Version 1.48.2

Released: 2015-06-25

• Restore not finding all ca root certs fixed
• php-mail.log parsed incorrectly for evaled code fixed
• Login: Session cookie may expire early if either client or server have wrong time fixed
• Segfault on two-step auth fixed

Restore not finding all ca root certs fixed

When multiple CA Root certificates were set for a domain, the restore only reset one of them.

Fixed by rewriting the code that parses the certificates out of the textareas.

php-mail.log parsed incorrectly for evaled code fixed

Log here:

/home/user/.php/php-mail.log

is parsed and displayed on the E-Mail Usage page, to show script send counts.

When eval() is used to send email, the format changes, causing the file.php(123) which confused the parser into thinking (123) was part of the script name.

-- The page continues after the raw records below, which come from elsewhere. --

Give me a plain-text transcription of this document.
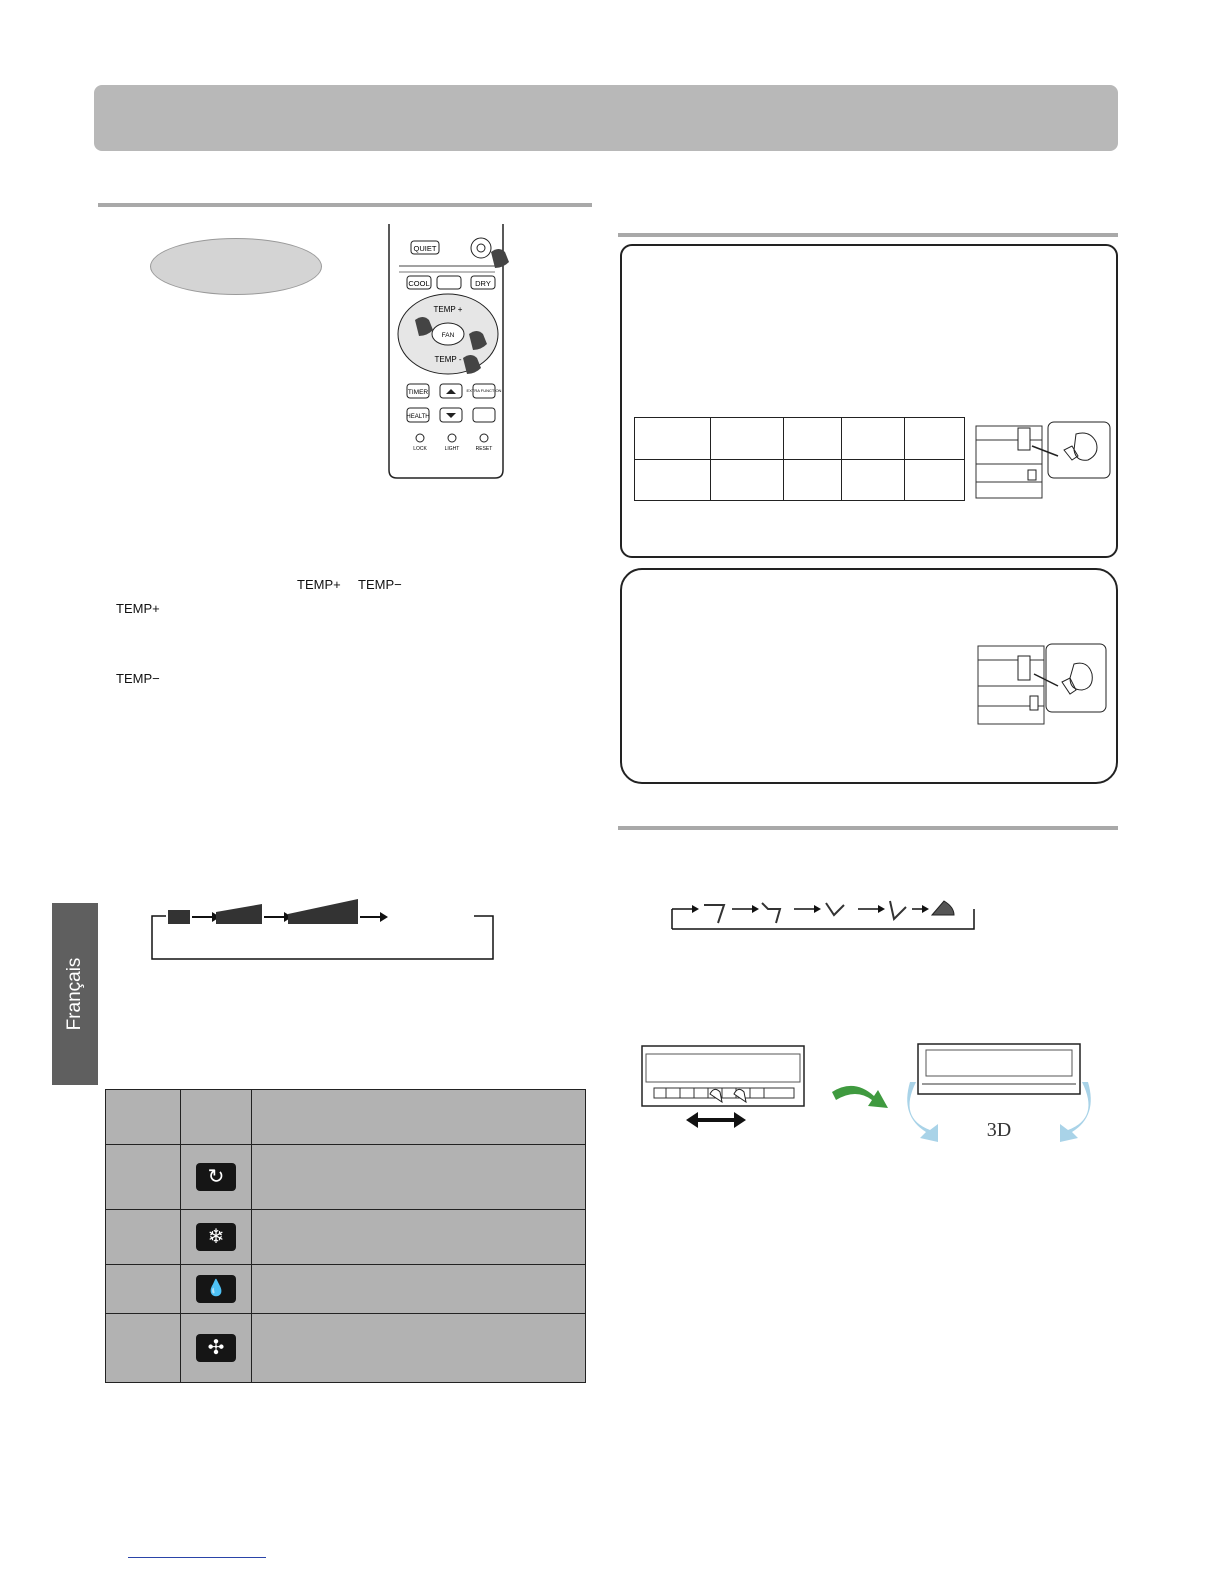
Français
QUIET
COOL	DRY
TEMP +
FAN
TEMP -
TIMER	EXTRA FUNCTION
HEALTH
LOCK	LIGHT	RESET
TEMP+ TEMP−
TEMP+
TEMP−

	↻	
	❄	
	💧	
	✣	

3D
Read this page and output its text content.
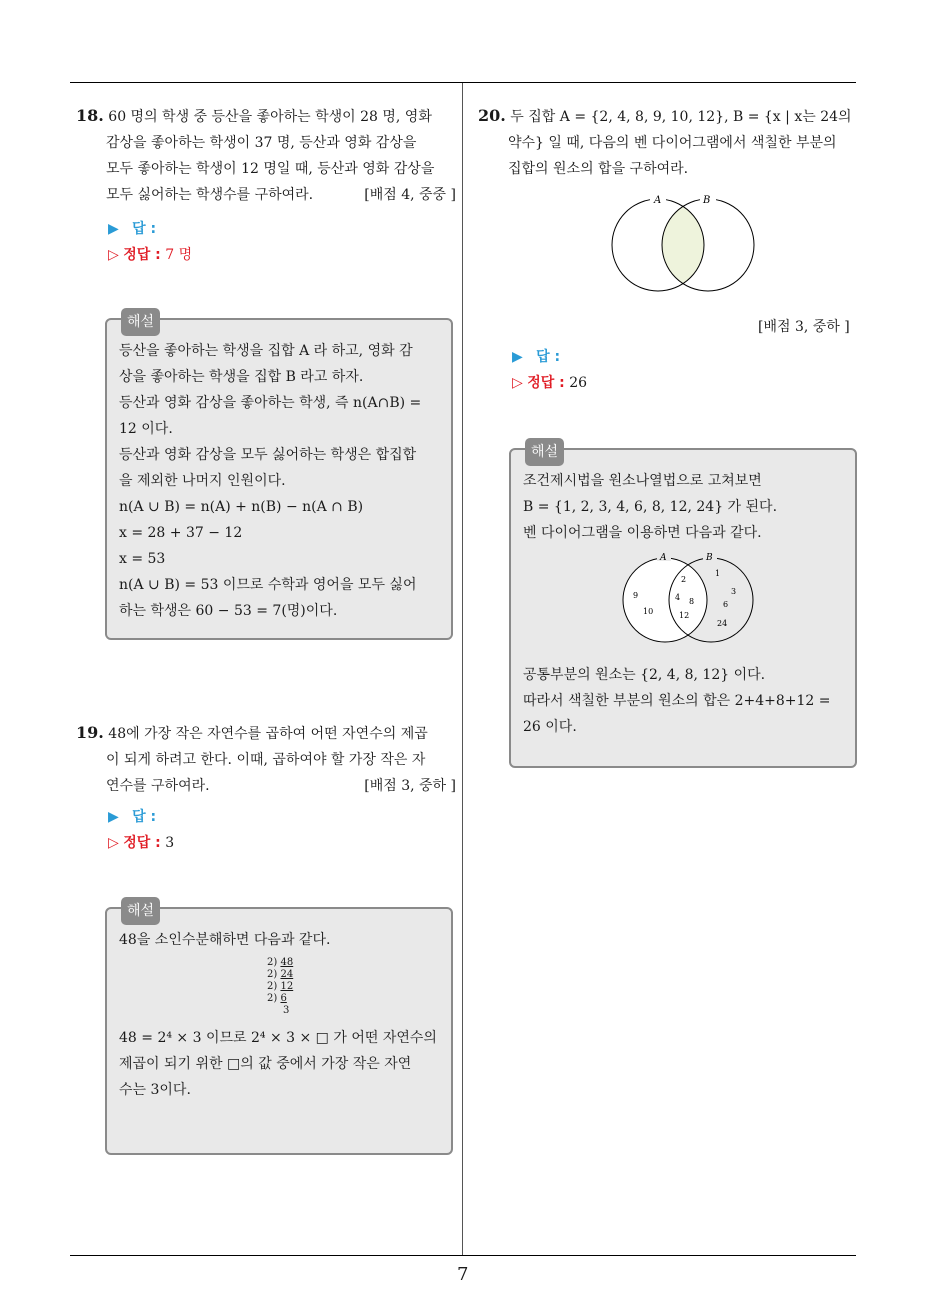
7

18. 60 명의 학생 중 등산을 좋아하는 학생이 28 명, 영화

감상을 좋아하는 학생이 37 명, 등산과 영화 감상을

모두 좋아하는 학생이 12 명일 때, 등산과 영화 감상을

모두 싫어하는 학생수를 구하여라.	[배점 4, 중중 ]

▶ 답 :
▷ 정답 : 7 명
해설

등산을 좋아하는 학생을 집합 A 라 하고, 영화 감

상을 좋아하는 학생을 집합 B 라고 하자.

등산과 영화 감상을 좋아하는 학생, 즉 n(A∩B) =

12 이다.

등산과 영화 감상을 모두 싫어하는 학생은 합집합

을 제외한 나머지 인원이다.

n(A ∪ B) = n(A) + n(B) − n(A ∩ B)

x = 28 + 37 − 12

x = 53

n(A ∪ B) = 53 이므로 수학과 영어을 모두 싫어

하는 학생은 60 − 53 = 7(명)이다.

19. 48에 가장 작은 자연수를 곱하여 어떤 자연수의 제곱

이 되게 하려고 한다. 이때, 곱하여야 할 가장 작은 자

연수를 구하여라.	[배점 3, 중하 ]

▶ 답 :
▷ 정답 : 3
해설

48을 소인수분해하면 다음과 같다.

2) 48
2) 24
2) 12
2) 6
3

48 = 2⁴ × 3 이므로 2⁴ × 3 × □ 가 어떤 자연수의

제곱이 되기 위한 □의 값 중에서 가장 작은 자연

수는 3이다.

20. 두 집합 A = {2, 4, 8, 9, 10, 12}, B = {x | x는 24의

약수} 일 때, 다음의 벤 다이어그램에서 색칠한 부분의

집합의 원소의 합을 구하여라.

A	B
[배점 3, 중하 ]
▶ 답 :
▷ 정답 : 26
해설

조건제시법을 원소나열법으로 고쳐보면

B = {1, 2, 3, 4, 6, 8, 12, 24} 가 된다.

벤 다이어그램을 이용하면 다음과 같다.

A	B
9
10
2
4 8
12
1
3
6
24

공통부분의 원소는 {2, 4, 8, 12} 이다.

따라서 색칠한 부분의 원소의 합은 2+4+8+12 =

26 이다.
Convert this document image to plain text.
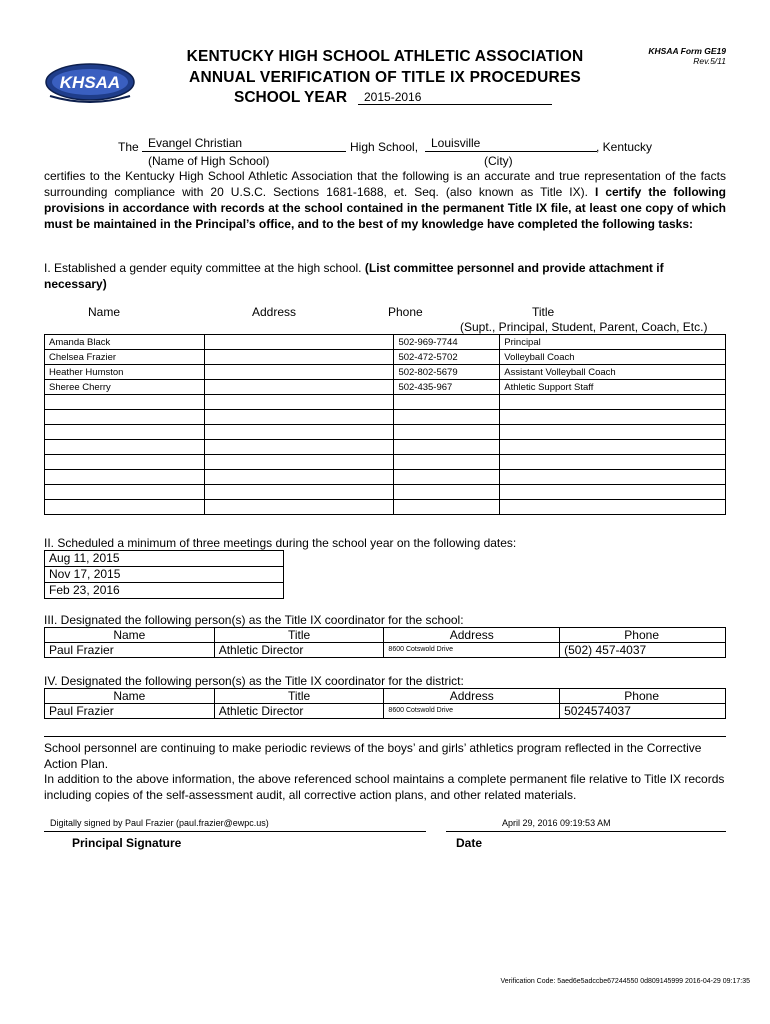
KHSAA
KHSAA Form GE19
Rev.5/11
KENTUCKY HIGH SCHOOL ATHLETIC ASSOCIATION
ANNUAL VERIFICATION OF TITLE IX PROCEDURES
SCHOOL YEAR 2015-2016
The Evangel Christian	High School,	Louisville	, Kentucky
(Name of High School)	(City)
certifies to the Kentucky High School Athletic Association that the following is an accurate and true representation of the facts surrounding compliance with 20 U.S.C. Sections 1681-1688, et. Seq. (also known as Title IX). I certify the following provisions in accordance with records at the school contained in the permanent Title IX file, at least one copy of which must be maintained in the Principal’s office, and to the best of my knowledge have completed the following tasks:
I. Established a gender equity committee at the high school. (List committee personnel and provide attachment if necessary)
Name	Address	Phone	Title
(Supt., Principal, Student, Parent, Coach, Etc.)
Amanda Black		502-969-7744	Principal
Chelsea Frazier		502-472-5702	Volleyball Coach
Heather Humston		502-802-5679	Assistant Volleyball Coach
Sheree Cherry		502-435-967	Athletic Support Staff

II. Scheduled a minimum of three meetings during the school year on the following dates:
Aug 11, 2015
Nov 17, 2015
Feb 23, 2016
III. Designated the following person(s) as the Title IX coordinator for the school:
Name	Title	Address	Phone
Paul Frazier	Athletic Director	8600 Cotswold Drive	(502) 457-4037
IV. Designated the following person(s) as the Title IX coordinator for the district:
Name	Title	Address	Phone
Paul Frazier	Athletic Director	8600 Cotswold Drive	5024574037
School personnel are continuing to make periodic reviews of the boys’ and girls’ athletics program reflected in the Corrective Action Plan.
In addition to the above information, the above referenced school maintains a complete permanent file relative to Title IX records including copies of the self-assessment audit, all corrective action plans, and other related materials.
Digitally signed by Paul Frazier (paul.frazier@ewpc.us)	April 29, 2016 09:19:53 AM
Principal Signature	Date
Verification Code: 5aed6e5adccbe67244550 0d809145999 2016-04-29 09:17:35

Login: Session cookie may expire early if either client or server have wrong time fixed

Relating to this recent change:

Set session expiry

It was determined that many people have server and client computer who have dates that are very inaccurate, causing login issues.

This is because DA sets the session cookie expiry to be at the same time that the session itself will end, but the client might be well ahead of the server, so the expiry happens instantly.

A workaround has been added, where DA has a multiplier variable, eg:

session_cookie_multiplier=24

where, the above will set the cookie to expire 24x the duration of the session itself.

This does not mean the session time changes, because that's also managed by DA on the server side, in the session file, so that remains unaffected.

However, the cookie will now last much longer, to accommodate any issues with time on either the server or client (cookies are managed with GMT time, so isn't a timezone issue)

As the default session timeout is 60 minutes, the 24x multiplier means a session cookie will live for 24 hours, which should be sufficient to account for any strange timezone issues.

Also, for anyone who don't want to use any expiry (back to the old method), they can now turn it off with this:

use_cookie_expires=1

by setting the value to 0 in the directadmin.conf, and restarting DA.

This will cause the cookie expiry to be omitted, meaning the duration of the cookie will be for as long as the browser is open.

Once the browser is closed, the cookie goes away.

Again, this doesn't affect the max session duration, as DA tracks that on the server side.

Related thread:

http://forum.directadmin.com/threads/51619

Segfault on two-step auth fixed

Segfault caused by missing check on the new two-step auth feature.